Friday, June 19, 2026

Priorities

Resolve the Insider ingestion pipeline issue — DA-1349

Work Log

Insider Ingestion Pipeline — The export file is too large — DA-1349

Situation

The Insider ingestion pipeline was failed due to the export file was more than 1GB, and it's prohibited. Additionally, I need to fix this data as soon as possible because the data scientist team needs the Insider data for cutover dashboard queries from Mixpanel to Insider.

Task

Resolve the issue and fix the yesterday data so that it's available in the bigquery.

Action

I modified the script to use a wildcard to export the data into multiple files, and fixed the yesterday data.

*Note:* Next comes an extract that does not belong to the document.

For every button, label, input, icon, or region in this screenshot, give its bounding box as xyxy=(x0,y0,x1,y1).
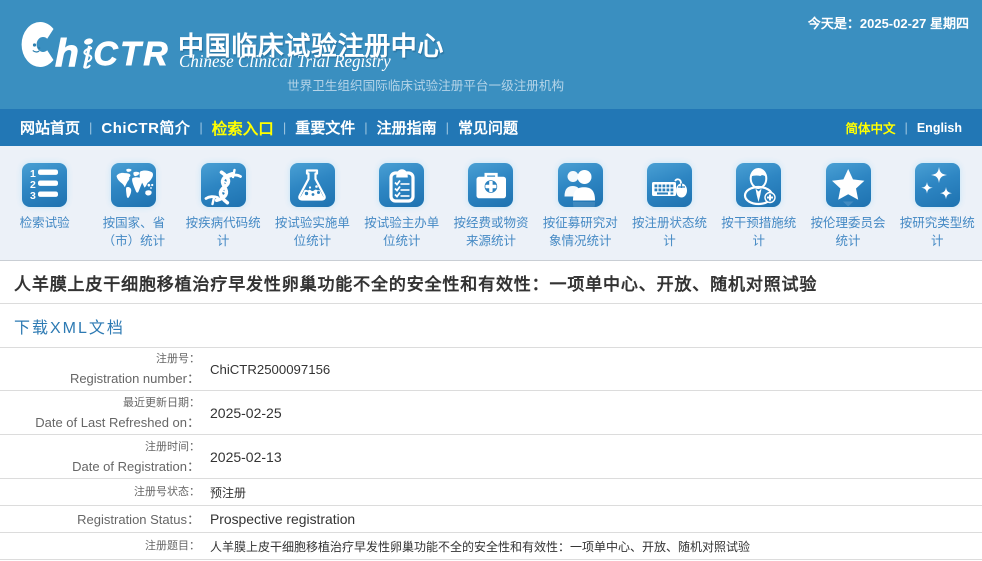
svg-text:CTR: CTR xyxy=(94,36,171,73)
svg-text:h: h xyxy=(55,33,79,76)
svg-text:3: 3 xyxy=(30,190,36,202)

Find the detail below:

before

json_filename=$(echo "$filename" | sed -e "s/.csv/.json/g")
echo "Extracting to JSON: gs://${BUCKET}/temp/${json_filename}"
bq extract \
--location=asia-southeast2 \
--destination_format NEWLINE_DELIMITED_JSON \
"${TEMP_DATASET_ID}.${TEMP_TABLE_ID}" \
gs://"$BUCKET"/temp/"$json_filename"

after

json_filename=$(echo "$filename" | sed -e "s/.csv/-*.json/g")
echo "Extracting to JSON: gs://${BUCKET}/temp/${json_filename}"
bq extract \
--location=asia-southeast2 \
--destination_format NEWLINE_DELIMITED_JSON \
"${TEMP_DATASET_ID}.${TEMP_TABLE_ID}" \
gs://"$BUCKET"/temp/"$json_filename"

Result

As a result, the yesterday data is now available in the bigquery, and the data scientist team can continue the cutover initiative.

Blockers

N/A

Carry-overs

Create a live demo for LLM Inference

Reflection

I can't sleep last night for no reason, and my beloved team recommended a Magnesium bisglycinate to help me sleep tonight. I tried to fall asleep at 8:30 PM but couldn't, and I swear I don't have a single thing on my mind. This happened for several days this month. I'd like to thank my manager for letting me work from home today.